Zodiac (Rat), 2018, was selected to complete the installation. Executed in Lego bricks, it is from a set of twelve panels based on the animal heads from the Zodiac fountain created in the 1700s for Yuanming Yuan, an imperial retreat just outside Beijing. First in the twelve-animal cycle, in China the rat is a symbol of intelligence, innovation, industry, and wealth although in fables and paintings it is often seen in a negative light as an emblem of corrupt officials or profiteer.

In the public space at Taipei Dangdai, Taiwanese collectors will have an opportunity to view a major installation by Ai Weiwei. The rectangular space covered with Odyssey wallpaper (2016) provides an unforgettable background to Law of the Journey, a prototype developed in 2016 for a larger installation exhibited at the National Gallery in Prague in 2017.

In Ai Weiwei’s practice, wallpaper has become an important vehicle for the wide distribution of his artistic concepts rather than serving the decorative function that it has typically had since it was first used in the 1500s. In preparation for the documentary Human Flow (2017), Ai traveled extensively to refugee camps and contested zones interviewing hundreds of individuals. In Odyssey 2016 he gives a historical dimension to this contemporary tragedy by relating it to the journey undertaken by Odysseus, the hero of the Greek poet Homer’s epic poem, the Odyssey. The six themes of the wallpaper – War, Ruins, Journey, Crossing the Sea, Refugee Camps, and Demonstrations – are visualized in imagery that combines references to early Greek and Egyptian art with images taken from the Internet and the artist’s own experience.

Looming over the spectator is Law of the Journey, an inflatable boat filled with figures inspired by the boats used by refugees in dangerous sea journeys to reach Europe.

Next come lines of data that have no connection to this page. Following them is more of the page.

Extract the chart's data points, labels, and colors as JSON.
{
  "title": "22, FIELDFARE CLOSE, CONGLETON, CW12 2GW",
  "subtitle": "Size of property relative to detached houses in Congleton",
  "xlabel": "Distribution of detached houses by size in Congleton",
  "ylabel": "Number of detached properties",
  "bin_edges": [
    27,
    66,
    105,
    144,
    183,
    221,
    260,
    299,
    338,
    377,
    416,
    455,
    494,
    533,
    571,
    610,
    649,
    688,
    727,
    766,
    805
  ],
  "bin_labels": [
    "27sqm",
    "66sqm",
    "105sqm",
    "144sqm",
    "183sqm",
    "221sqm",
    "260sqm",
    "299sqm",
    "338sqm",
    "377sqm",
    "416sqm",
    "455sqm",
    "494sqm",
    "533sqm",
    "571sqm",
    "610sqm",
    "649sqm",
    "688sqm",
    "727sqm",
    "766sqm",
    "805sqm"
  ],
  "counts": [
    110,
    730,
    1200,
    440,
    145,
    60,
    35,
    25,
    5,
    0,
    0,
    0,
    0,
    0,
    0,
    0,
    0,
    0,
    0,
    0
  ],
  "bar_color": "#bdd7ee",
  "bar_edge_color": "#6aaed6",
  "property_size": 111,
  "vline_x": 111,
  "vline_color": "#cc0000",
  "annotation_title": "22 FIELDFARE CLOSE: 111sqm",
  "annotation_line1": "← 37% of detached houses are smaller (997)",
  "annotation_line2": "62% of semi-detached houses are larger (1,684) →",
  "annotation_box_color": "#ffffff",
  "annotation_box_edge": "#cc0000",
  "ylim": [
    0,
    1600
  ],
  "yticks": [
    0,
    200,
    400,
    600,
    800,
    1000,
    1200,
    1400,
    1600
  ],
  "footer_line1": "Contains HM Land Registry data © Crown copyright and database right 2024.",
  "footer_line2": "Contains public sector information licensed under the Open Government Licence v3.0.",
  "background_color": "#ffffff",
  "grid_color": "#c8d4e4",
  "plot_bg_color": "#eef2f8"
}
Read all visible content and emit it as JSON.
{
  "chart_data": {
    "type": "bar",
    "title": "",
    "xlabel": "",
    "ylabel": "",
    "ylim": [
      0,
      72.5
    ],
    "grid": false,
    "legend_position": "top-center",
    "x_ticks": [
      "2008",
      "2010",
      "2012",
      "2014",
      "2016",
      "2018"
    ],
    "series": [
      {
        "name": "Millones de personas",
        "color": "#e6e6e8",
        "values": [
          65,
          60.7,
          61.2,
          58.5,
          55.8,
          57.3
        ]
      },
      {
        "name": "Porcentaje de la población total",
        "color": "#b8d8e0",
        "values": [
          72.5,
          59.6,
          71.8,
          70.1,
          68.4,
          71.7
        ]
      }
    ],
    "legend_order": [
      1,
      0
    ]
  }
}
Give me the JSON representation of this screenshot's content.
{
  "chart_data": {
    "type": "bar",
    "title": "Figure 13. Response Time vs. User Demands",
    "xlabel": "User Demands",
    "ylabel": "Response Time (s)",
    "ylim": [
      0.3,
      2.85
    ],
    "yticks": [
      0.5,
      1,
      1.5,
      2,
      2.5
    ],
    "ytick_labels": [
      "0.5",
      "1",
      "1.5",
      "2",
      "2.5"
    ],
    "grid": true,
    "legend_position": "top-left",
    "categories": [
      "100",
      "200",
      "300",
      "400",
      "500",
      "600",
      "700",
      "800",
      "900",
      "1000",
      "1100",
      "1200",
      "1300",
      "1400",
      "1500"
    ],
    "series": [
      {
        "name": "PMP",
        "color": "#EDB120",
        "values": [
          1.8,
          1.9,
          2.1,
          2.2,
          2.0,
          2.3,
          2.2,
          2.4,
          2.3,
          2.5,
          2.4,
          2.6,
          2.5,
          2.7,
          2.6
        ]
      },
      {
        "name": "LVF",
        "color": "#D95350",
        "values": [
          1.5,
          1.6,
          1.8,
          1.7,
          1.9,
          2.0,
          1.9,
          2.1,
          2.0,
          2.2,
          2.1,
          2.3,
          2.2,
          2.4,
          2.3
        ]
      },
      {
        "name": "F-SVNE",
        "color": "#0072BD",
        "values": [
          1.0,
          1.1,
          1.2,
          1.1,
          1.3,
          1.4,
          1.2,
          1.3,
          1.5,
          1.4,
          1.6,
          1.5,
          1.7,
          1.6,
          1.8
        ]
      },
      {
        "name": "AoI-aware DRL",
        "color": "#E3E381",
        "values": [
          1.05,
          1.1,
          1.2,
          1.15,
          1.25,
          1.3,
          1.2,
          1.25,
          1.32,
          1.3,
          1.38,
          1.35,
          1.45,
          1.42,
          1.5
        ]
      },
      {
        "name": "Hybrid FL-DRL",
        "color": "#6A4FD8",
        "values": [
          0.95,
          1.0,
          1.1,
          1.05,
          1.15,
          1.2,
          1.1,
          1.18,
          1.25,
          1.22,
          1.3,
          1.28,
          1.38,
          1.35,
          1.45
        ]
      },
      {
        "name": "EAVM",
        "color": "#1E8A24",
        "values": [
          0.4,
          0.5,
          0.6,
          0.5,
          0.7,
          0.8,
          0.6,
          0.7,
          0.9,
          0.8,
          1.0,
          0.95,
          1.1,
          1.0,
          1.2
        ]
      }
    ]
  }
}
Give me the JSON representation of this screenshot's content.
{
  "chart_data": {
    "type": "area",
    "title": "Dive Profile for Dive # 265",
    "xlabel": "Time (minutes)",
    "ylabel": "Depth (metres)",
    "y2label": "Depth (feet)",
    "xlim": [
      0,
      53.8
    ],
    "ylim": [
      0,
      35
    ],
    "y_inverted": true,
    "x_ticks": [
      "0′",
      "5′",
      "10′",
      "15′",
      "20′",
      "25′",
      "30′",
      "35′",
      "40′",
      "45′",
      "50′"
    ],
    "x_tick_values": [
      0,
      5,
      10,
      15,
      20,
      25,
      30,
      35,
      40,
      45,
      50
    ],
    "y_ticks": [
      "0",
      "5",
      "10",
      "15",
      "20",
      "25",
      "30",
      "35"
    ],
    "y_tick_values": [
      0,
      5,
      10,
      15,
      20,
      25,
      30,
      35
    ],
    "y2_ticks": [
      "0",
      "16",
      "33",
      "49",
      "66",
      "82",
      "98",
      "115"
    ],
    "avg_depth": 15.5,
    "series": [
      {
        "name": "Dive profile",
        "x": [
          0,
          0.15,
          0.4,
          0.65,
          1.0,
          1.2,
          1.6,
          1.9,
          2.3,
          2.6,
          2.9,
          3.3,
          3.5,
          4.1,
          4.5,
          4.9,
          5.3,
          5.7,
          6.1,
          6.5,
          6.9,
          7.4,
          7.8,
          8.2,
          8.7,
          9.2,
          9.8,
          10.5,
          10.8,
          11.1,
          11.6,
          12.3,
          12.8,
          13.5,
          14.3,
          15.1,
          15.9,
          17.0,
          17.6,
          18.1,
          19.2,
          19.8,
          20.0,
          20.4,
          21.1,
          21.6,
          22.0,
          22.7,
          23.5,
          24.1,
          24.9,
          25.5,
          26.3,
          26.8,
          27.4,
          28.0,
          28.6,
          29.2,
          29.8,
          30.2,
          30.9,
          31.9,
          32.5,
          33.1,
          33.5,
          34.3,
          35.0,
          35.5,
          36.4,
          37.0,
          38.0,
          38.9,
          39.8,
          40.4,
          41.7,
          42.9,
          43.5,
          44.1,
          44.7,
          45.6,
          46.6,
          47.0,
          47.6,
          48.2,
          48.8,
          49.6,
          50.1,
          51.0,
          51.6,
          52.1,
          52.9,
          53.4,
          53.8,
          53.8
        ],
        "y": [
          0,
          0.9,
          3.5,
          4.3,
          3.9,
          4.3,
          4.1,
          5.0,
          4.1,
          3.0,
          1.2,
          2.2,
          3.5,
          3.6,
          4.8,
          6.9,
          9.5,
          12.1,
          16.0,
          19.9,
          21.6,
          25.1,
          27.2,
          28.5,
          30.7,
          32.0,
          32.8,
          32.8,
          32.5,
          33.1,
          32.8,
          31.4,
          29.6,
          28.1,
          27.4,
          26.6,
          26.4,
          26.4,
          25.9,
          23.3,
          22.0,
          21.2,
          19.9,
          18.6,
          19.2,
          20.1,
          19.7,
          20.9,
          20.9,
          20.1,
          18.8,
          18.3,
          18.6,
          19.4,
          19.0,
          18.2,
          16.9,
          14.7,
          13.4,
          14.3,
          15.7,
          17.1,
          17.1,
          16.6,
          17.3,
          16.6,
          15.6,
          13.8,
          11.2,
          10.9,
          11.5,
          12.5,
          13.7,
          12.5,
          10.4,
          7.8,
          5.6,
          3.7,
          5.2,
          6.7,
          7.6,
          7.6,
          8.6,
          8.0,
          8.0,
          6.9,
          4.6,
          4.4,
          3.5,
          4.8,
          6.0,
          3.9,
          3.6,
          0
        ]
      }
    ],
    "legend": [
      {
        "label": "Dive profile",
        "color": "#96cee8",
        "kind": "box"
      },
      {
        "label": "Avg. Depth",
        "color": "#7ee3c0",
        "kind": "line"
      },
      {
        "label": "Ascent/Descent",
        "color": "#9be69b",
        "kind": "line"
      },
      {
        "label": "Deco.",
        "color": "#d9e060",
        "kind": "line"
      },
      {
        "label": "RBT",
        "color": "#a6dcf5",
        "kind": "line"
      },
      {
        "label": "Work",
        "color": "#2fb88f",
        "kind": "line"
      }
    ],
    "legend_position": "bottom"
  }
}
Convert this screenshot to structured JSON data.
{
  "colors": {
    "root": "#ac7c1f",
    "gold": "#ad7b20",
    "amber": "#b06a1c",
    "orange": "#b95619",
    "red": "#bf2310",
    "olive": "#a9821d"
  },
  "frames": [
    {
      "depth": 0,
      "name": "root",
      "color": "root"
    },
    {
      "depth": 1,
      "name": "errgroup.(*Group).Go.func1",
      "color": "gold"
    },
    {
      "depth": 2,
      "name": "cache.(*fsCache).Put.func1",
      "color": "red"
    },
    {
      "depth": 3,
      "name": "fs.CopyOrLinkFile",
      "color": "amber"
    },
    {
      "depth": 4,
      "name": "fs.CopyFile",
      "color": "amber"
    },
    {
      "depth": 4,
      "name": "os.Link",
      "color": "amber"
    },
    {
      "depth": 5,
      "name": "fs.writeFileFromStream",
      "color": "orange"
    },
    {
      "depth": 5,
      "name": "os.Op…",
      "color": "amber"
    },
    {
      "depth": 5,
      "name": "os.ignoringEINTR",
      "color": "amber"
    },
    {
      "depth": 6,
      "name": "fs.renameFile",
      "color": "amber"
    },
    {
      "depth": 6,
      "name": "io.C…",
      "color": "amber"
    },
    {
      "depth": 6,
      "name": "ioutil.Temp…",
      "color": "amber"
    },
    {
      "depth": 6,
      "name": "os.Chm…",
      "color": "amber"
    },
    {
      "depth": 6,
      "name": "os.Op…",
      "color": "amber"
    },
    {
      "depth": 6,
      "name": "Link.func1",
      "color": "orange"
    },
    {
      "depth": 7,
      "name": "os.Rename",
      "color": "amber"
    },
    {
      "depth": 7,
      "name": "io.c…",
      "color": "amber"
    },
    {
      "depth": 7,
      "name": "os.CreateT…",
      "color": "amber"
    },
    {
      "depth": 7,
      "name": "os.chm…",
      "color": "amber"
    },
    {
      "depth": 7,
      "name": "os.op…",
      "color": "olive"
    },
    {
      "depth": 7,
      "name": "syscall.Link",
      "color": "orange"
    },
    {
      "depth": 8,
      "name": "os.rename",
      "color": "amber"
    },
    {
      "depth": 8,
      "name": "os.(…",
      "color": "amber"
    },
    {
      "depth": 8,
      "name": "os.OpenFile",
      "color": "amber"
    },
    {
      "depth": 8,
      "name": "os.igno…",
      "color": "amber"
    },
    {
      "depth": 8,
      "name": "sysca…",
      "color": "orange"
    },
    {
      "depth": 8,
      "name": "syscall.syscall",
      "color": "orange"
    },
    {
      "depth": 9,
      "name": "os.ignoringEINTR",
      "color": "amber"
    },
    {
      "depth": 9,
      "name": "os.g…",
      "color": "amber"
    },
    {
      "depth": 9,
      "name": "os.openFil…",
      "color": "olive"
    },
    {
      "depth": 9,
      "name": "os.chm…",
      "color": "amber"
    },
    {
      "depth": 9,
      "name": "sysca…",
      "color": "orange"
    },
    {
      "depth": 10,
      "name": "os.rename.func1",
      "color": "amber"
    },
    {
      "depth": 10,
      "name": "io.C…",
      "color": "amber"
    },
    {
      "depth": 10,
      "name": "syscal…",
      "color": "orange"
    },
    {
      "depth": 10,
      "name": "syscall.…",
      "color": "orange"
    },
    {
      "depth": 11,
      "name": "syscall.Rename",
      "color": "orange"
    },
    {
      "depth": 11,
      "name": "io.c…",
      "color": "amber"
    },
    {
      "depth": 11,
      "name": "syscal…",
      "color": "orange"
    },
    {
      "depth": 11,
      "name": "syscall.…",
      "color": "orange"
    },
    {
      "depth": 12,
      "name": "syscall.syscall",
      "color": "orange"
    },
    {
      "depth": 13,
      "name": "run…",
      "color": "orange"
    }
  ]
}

As Ai observed such vessels arriving in Lesbos in 2016 he made several videos documenting their arrival as well as one, On the Boat, in which he stands alone in a partially submerged, drifting vessel, seemingly ruminating on the unimaginable experiences of so many thousands of refugees, many of whom do not survive. In Law of the Journey he envisions such journeys on a monumental scale, emphasizing the dangers faced by the desperate passengers by executing it in inflatable PVC, the same material as many of the improvised vessels. While Ai’s films document the horrifying experiences of individual refugees, Law of the Journey translates these into a generalized indictment of the political forces that have occasioned this global disaster.